When This Fix Isn't Your Priority
Skip this for now if:
- Your site has fundamental crawling/indexing issues. Fixing a meta description is pointless if Google can't reach the page. Resolve access, robots.txt, and crawl errors before optimizing on-page elements.
- You're mid-migration. During platform or domain migrations, freeze non-critical changes. The migration itself introduces enough variables — layer optimizations after the new environment stabilizes.
- The page gets zero impressions in Search Console. If Google shows no data for the page, the issue is likely discoverability or indexation, not on-page optimization. Investigate why the page isn't indexed first.
Frequently Asked Questions
How long does this fix take to implement?
Most fixes in this article can be implemented in under an hour. Some require a staging environment for testing before deploying to production. The article flags which changes are safe to deploy immediately versus which need QA review first.
Will this fix work on WordPress, Shopify, and custom sites?

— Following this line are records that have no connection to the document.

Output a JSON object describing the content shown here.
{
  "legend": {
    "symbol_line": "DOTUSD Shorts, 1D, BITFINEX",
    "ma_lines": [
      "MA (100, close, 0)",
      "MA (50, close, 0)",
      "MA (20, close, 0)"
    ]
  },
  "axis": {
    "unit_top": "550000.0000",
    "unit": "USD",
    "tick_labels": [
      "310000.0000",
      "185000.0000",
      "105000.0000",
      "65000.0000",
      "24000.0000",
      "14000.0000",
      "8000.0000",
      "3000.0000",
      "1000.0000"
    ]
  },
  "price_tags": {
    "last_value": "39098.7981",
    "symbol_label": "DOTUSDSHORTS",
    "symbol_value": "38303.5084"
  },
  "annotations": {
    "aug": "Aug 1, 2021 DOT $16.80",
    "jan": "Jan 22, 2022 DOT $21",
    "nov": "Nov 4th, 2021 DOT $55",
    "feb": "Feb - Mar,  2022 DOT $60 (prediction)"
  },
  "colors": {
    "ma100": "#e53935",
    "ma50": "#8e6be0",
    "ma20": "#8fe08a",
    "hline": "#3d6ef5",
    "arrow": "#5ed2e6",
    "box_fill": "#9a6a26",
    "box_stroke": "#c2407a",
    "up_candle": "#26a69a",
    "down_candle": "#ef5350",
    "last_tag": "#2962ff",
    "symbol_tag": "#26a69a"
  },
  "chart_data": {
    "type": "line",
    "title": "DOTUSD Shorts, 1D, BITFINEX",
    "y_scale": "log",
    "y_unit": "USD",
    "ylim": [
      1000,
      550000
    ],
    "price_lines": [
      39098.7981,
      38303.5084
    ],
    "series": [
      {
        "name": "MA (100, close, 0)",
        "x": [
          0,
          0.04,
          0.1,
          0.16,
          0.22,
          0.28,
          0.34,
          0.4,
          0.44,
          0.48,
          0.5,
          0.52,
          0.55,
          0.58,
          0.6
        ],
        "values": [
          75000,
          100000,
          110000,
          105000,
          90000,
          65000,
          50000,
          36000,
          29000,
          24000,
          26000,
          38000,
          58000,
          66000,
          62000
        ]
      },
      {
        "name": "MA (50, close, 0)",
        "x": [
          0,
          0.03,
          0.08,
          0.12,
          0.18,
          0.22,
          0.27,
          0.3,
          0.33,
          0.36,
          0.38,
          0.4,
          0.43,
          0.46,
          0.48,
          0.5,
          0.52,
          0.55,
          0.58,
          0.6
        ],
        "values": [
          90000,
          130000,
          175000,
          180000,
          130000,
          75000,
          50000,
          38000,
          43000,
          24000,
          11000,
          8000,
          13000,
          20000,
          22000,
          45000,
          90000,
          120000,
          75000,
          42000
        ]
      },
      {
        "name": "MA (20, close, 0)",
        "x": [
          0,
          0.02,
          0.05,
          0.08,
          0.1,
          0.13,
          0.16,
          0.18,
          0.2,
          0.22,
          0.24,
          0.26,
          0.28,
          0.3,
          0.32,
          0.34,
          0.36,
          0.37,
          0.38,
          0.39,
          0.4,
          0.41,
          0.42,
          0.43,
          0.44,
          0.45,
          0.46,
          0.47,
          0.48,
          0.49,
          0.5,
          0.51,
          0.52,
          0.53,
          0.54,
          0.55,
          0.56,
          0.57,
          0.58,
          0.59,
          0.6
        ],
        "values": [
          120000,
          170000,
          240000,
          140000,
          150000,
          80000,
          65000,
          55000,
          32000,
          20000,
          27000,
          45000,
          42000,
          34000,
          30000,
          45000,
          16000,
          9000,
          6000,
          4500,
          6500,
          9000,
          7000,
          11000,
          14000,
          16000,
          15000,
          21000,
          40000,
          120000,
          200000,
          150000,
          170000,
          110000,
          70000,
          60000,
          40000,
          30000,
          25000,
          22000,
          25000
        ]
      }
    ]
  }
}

The underlying SEO principles are platform-agnostic. Implementation details differ — WordPress uses plugins and theme files, Shopify uses Liquid templates, custom sites use direct code changes. The article focuses on the what and why; platform-specific how-to links are provided where available.
How do I verify the fix actually worked?
Each fix includes a verification step. For most technical SEO changes: check Google Search Console coverage report 48-72 hours after deployment, validate with a live URL inspection, and monitor the affected pages in your crawl tool. Ranking impact typically surfaces within 1-4 weeks depending on crawl frequency.